Farouk Kaddoumi, le dernier dinosaure

En exil doré à Tunis depuis plus de vingt ans, le président du comité central du Fatah refuse toute concession à Israël, s’oppose à Mahmoud Abbas et se considère comme le seul successeur légitime de Yasser Arafat.

Publié le 13 juin 2005 Lecture : 6 minutes.

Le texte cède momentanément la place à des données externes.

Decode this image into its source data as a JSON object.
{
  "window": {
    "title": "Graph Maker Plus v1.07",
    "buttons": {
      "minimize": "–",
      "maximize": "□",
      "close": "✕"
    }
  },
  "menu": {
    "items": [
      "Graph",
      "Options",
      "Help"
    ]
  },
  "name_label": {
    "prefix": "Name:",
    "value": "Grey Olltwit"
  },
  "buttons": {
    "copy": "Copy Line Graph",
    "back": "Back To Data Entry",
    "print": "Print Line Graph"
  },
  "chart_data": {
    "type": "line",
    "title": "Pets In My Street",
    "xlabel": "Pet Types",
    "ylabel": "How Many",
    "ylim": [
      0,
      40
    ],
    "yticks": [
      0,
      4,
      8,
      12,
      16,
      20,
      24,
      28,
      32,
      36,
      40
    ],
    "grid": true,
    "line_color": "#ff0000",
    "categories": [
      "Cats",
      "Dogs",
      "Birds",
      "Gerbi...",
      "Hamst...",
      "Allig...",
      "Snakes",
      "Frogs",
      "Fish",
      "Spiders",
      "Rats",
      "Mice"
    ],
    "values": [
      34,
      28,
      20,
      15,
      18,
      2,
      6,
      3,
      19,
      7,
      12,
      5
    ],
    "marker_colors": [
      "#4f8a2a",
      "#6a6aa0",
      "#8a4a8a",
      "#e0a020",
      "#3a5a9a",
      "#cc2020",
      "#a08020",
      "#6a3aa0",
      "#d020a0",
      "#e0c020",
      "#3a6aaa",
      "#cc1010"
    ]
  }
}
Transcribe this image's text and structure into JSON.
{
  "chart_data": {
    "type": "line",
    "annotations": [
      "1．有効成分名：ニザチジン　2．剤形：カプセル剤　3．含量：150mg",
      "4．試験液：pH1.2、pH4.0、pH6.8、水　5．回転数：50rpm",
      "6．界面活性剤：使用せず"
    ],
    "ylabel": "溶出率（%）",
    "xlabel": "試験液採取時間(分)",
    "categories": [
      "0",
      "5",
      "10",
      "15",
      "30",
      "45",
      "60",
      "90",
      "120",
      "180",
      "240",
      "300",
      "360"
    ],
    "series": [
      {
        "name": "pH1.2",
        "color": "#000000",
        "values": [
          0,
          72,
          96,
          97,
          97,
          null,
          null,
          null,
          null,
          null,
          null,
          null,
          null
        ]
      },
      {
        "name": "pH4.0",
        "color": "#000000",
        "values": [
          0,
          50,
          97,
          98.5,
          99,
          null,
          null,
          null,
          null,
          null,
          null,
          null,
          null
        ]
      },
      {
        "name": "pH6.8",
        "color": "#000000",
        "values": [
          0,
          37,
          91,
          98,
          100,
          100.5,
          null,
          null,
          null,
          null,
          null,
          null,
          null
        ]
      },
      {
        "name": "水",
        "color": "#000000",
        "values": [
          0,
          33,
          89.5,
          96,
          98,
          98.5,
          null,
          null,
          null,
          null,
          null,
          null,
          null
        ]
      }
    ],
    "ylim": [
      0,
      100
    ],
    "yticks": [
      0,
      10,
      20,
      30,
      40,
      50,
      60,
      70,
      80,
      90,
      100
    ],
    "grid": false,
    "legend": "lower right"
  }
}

Depuis son élection, le 9 janvier, à la présidence de l’Autorité palestinienne (AP), Mahmoud Abbas s’efforce de consolider son autorité dans les territoires autonomes palestiniens. D’une part, en plaçant sous son contrôle la nébuleuse des services de sécurité. De l’autre, en imposant son leadership à l’Organisation de libération de la Palestine (OLP) et à sa principale composante, le Fatah. Le problème est que l’influence des adversaires des accords de paix israélo-palestiniens d’Oslo – au premier rang desquels l’indéboulonnable Farouk Kaddoumi (Abou Lotf) – reste forte dans ces deux institutions.
Abbas sait qu’il n’aura jamais les coudées franches pour mener sa politique de rapprochement avec Israël tant qu’il ne se sera pas « débarrassé » de l’actuel président du comité central du Fatah. Et il s’y emploie. Les 3 et 4 mai, à Ramallah, en Cisjordanie, Nasser al-Qidwa, le nouveau ministre des Affaires étrangères, a par exemple réuni les représentants et ambassadeurs de l’AP à travers le monde en « oubliant » d’inviter Kaddoumi, pourtant chef historique de la diplomatie palestinienne. Furieux, celui-ci a aussitôt adressé une note à toutes les représentations palestiniennes pour contester la légalité de la réunion.
Le 8 mai, nouveau rebondissement. Pour disposer de toutes les prérogatives d’un chef d’État, dont celle de nommer et de démettre les ambassadeurs, Abbas s’est fait nommer par le comité exécutif de l’OLP, qu’il dirige, « président de l’État de Palestine en exil », titre jusque-là réservé à feu Yasser Arafat. Dès le lendemain, Kaddoumi a publié un communiqué pour dénoncer le caractère illégal de cette nomination. Seul, selon lui, le Conseil national palestinien, signataire de la déclaration d’indépendance (à Alger, le 15 novembre 1988), est habilité à prendre une telle décision.
Ces protestations n’ont pas empêché le tandem Abbas-Qidwa d’engager un vaste mouvement diplomatique, dont l’annonce est attendue avant la fin de ce mois. Celui-ci devrait leur permettre de démettre certains proches du chef du Fatah et d’éloigner certains autres de Ramallah, la ville étant en passe de devenir l’unique centre de décision palestinien. De nombreux diplomates pourraient ainsi être mis à la retraite, soit en raison de leur âge, soit parce qu’ils ont acquis la nationalité des pays où ils sont en poste.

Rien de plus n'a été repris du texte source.